Berlin. Eigentlich steht die deutsche Wirtschaft unter guten Vorzeichen. Der private und der öffentliche Konsum bleiben die stärksten Motoren, vom Arbeitsmarkt kommen gute Zahlen. Trotzdem rechnet das Institut der deutschen Wirtschaft Köln (IW) für 2017 nur mit einem Wachstum des Bruttoinlandsproduktes von gut einem Prozent. Für das laufende Jahr steht die Prognose bei 1,75 Prozent. "Mit dem Wahlausgang in den USA ist die ohnehin schon hohe globale Verunsicherung weiter angestiegen", sagt IW-Geschäftsführer Hubertus Bardt. Von Ludwig Krause

Im Raum stünden Drohungen, Zölle zu verhängen und Handelsbeschränkungen einzuführen. Die Ankündigung des künftigen US-Präsidenten Donald Trump, aus dem Handelsabkommen TPP auszusteigen, wertet der IW als deutliches Signal gegen den Freihandel. Gerade für Deutschland als Export-Nation wäre Protektionismus in den USA ein Wachstumsrisiko. "Kein Industrieland ist so abhängig vom amerikanischen Markt wie Deutschland", sagt Bardt.

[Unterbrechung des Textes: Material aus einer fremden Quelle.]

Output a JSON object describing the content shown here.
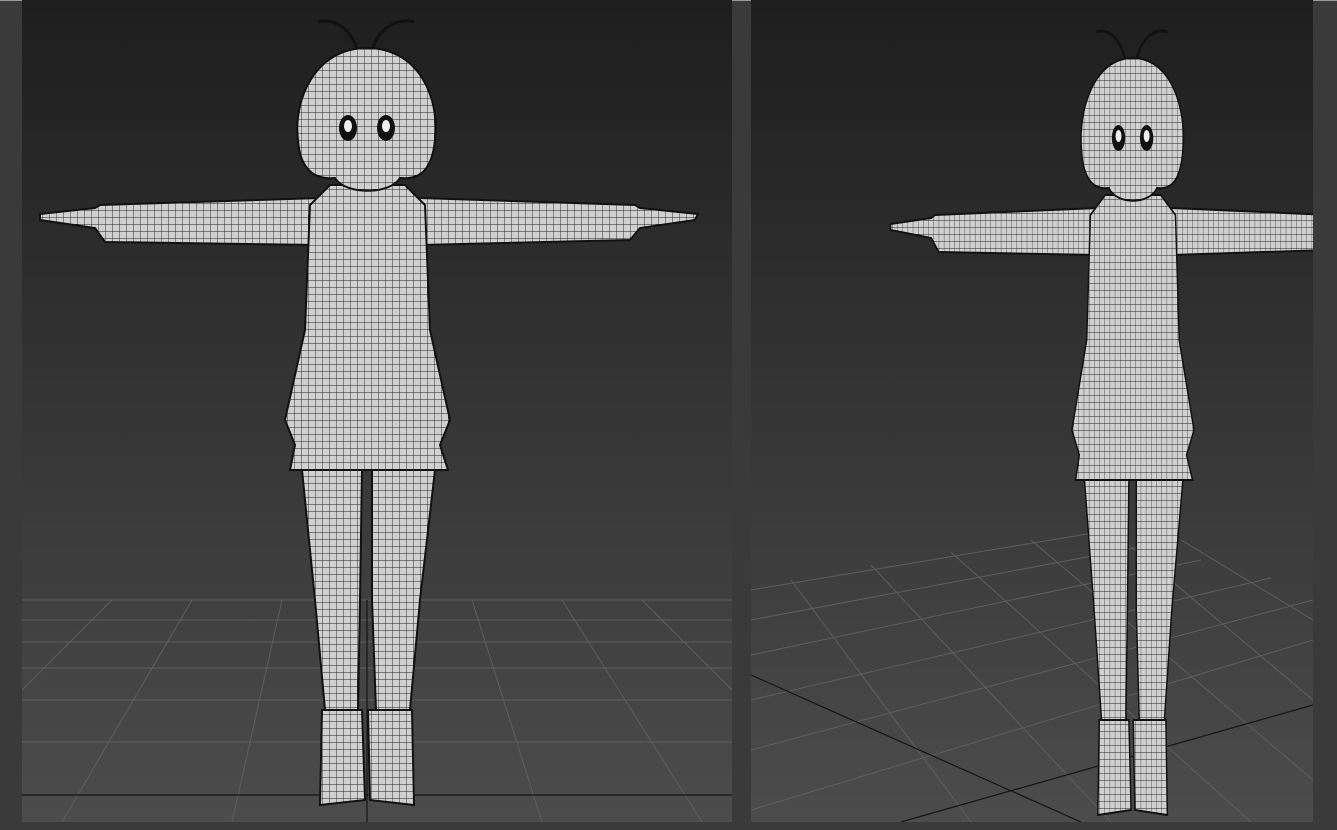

In Europa seien die Probleme in den vergangenen Monaten ebenfalls nicht kleiner geworden. "Auch wenn die direkten Auswirkungen eines Brexit für die meisten EU-Mitglieder kurzfristig überschaubar sind, schaffen die Instabilität der EU und der Vertrauensverlust in die Zukunft Europas ein Klima verschlechterter Wachstums- und Investitionsaussichten", sagt der IW-Geschäftsführer. Hinzu kämen die andauernde Staatsschuldenkrise in Ländern Südeuropas, der Reform-stau in Frankreich und Schwierigkeiten im italienischen Bankensystem. "Europa muss seine hausgemachten Probleme lösen", forderte Bardt. "Wenn die USA künftig wirklich weniger berechenbar sind, muss die EU umso berechenbarer und entscheidungsfähiger werden."

Positiv bewertet das Institut vor allem das deutsche Konsumverhalten. Von öffentlicher Seite schlagen Zusatzausgaben für Unterbringung, Versorgung und Integration von Flüchtlingen zu Buche. Billige Kredite und geringe Sparanreize wegen niedriger Zinsen begünstigten zudem den privaten Konsum.

Die Produktionserwartungen deutscher Unternehmen bleiben trotz der gestiegenen globalen Verunsicherung nahezu gleich. Das ergab die halbjährlich durchgeführte IW-Konjunkturumfrage, die allerdings noch vor den US-Wahlen stattgefunden hat. Fast die Hälfte der rund 2900 befragten Unternehmen rechnet im kommenden Jahr mit einer Stagnation der Produktion. Immerhin 39 Prozent gehen demnach von steigenden Produktionszahlen aus. Nur knapp 13 Prozent erwarten einen Rückgang für ihren Betrieb.

Besonders optimistisch sind Industriefirmen mit 43 Prozent, Dienstleister kommen nur auf 36 Prozent, das Baugewerbe sogar nur auf gut 28 Prozent.